Just in case the Supreme Court doubted the need for greater clarity on the use of these injunctions, Boston District Judge Myong J. Joun, perfected the record this week.
The Biden appointee had just been reversed by the Supreme Court last month when he issued a temporary restraining order that the Trump Administration to pay out frozen grants worth more than $65 million. The administration had raised questions about the basis for the grants and ordered a review.
Usually, a temporary order freezes the parties from changing the status quo to allow for review. It is difficult to appeal such an order, and the parties generally wait for a couple of weeks to seek review after the court issues a preliminary injunction.
But Judge Joun wanted to use the temporary restraining order to force the payments to happen, changing the status quo permanently. This did not seem like temporary relief, since money is not likely to come back after it is paid out.
This week, Joun was back with another injunction. This time he enjoined an effort of Education Secretary Linda McMahon to initiate a reduction-in-force and prepare for the potential elimination of the Department of Education.
Despite the false claims that Trump's underlying executive order actually shut down the department, it stated that McMahon should, 'to the maximum extent appropriate and permitted by law, take all necessary steps to facilitate the closure of the Department of Education.'
While Joun admits that this was not a department shutdown, he still enjoined these efforts in an 88-page decision full of sweeping, dramatic language that sounds more like a policy paper than a restrained judicial order.

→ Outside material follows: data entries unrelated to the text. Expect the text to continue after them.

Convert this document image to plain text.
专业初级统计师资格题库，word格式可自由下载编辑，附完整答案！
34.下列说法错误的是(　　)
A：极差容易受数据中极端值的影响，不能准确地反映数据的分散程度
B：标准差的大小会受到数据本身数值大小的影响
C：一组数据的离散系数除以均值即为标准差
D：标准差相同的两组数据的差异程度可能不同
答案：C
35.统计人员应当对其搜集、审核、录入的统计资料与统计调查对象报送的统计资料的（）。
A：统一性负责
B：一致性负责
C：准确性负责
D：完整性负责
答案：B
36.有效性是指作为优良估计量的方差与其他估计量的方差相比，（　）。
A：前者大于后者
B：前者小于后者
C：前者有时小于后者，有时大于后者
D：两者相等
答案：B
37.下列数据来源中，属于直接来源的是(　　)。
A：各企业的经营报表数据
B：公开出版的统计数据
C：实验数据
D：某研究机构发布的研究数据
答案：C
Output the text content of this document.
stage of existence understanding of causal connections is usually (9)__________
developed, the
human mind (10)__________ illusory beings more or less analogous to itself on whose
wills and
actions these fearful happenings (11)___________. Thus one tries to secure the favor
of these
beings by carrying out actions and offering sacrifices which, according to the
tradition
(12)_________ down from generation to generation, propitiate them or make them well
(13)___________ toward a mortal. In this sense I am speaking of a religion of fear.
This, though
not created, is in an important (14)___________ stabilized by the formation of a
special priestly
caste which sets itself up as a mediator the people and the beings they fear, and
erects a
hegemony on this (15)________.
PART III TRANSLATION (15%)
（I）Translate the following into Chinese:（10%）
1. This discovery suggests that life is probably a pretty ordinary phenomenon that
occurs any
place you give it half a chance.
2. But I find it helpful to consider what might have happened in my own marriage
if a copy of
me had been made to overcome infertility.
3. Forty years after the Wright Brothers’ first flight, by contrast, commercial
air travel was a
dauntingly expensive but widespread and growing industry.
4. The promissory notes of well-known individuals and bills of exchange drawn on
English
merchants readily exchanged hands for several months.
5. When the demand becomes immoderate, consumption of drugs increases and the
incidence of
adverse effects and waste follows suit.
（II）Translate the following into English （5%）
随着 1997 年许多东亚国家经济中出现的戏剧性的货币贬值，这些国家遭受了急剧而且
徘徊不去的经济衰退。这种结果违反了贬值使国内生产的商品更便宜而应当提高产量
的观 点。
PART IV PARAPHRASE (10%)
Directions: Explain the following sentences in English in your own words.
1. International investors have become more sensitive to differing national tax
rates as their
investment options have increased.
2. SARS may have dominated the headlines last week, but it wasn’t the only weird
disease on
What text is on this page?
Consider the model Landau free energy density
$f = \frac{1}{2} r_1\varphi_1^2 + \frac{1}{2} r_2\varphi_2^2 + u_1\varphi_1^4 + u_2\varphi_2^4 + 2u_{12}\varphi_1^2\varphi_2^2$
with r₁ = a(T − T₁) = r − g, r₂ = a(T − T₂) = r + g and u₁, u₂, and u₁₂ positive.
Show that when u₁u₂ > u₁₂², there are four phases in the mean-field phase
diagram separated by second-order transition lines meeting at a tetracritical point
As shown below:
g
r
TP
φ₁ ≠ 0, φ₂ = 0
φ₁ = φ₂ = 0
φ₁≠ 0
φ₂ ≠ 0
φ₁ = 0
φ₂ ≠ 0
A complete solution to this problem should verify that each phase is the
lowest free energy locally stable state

The court simply declared that even a reduction in force would make it 'effectively impossible for the department to carry out its statutorily mandated functions.'
Many on the left again celebrated a judge effectively micromanaging the executive branch. Michael Mann, a climate professor and senior administrator at the University of Pennsylvania, even seemed to add a threat — that 'If Trump doesn't comply, we're in second amendment territory.'
Insurrection aside, it is clearly time for the Supreme Court to do something about this.
Despite a majority of justices harrumphing for years about these injunctions, lower court judges continue to issue them with abandon. In the meantime, presidents like Trump are looking at two years of litigation before they can make meaningful changes, including downsizing the government.
For the Supreme Court, it has become madness, as emergency motions pile up every morning after executive programs are frozen overnight.
The solution to chronic injunctivitis is simple: You give district judges a dose of clarity and tell them not to call you in the morning.
Jonathan Turley is the J.B. and Maurice C. Shapiro Professor of Public Interest Law at the George Washington University Law School, where he teaches a course on the Supreme Court and the Constitution.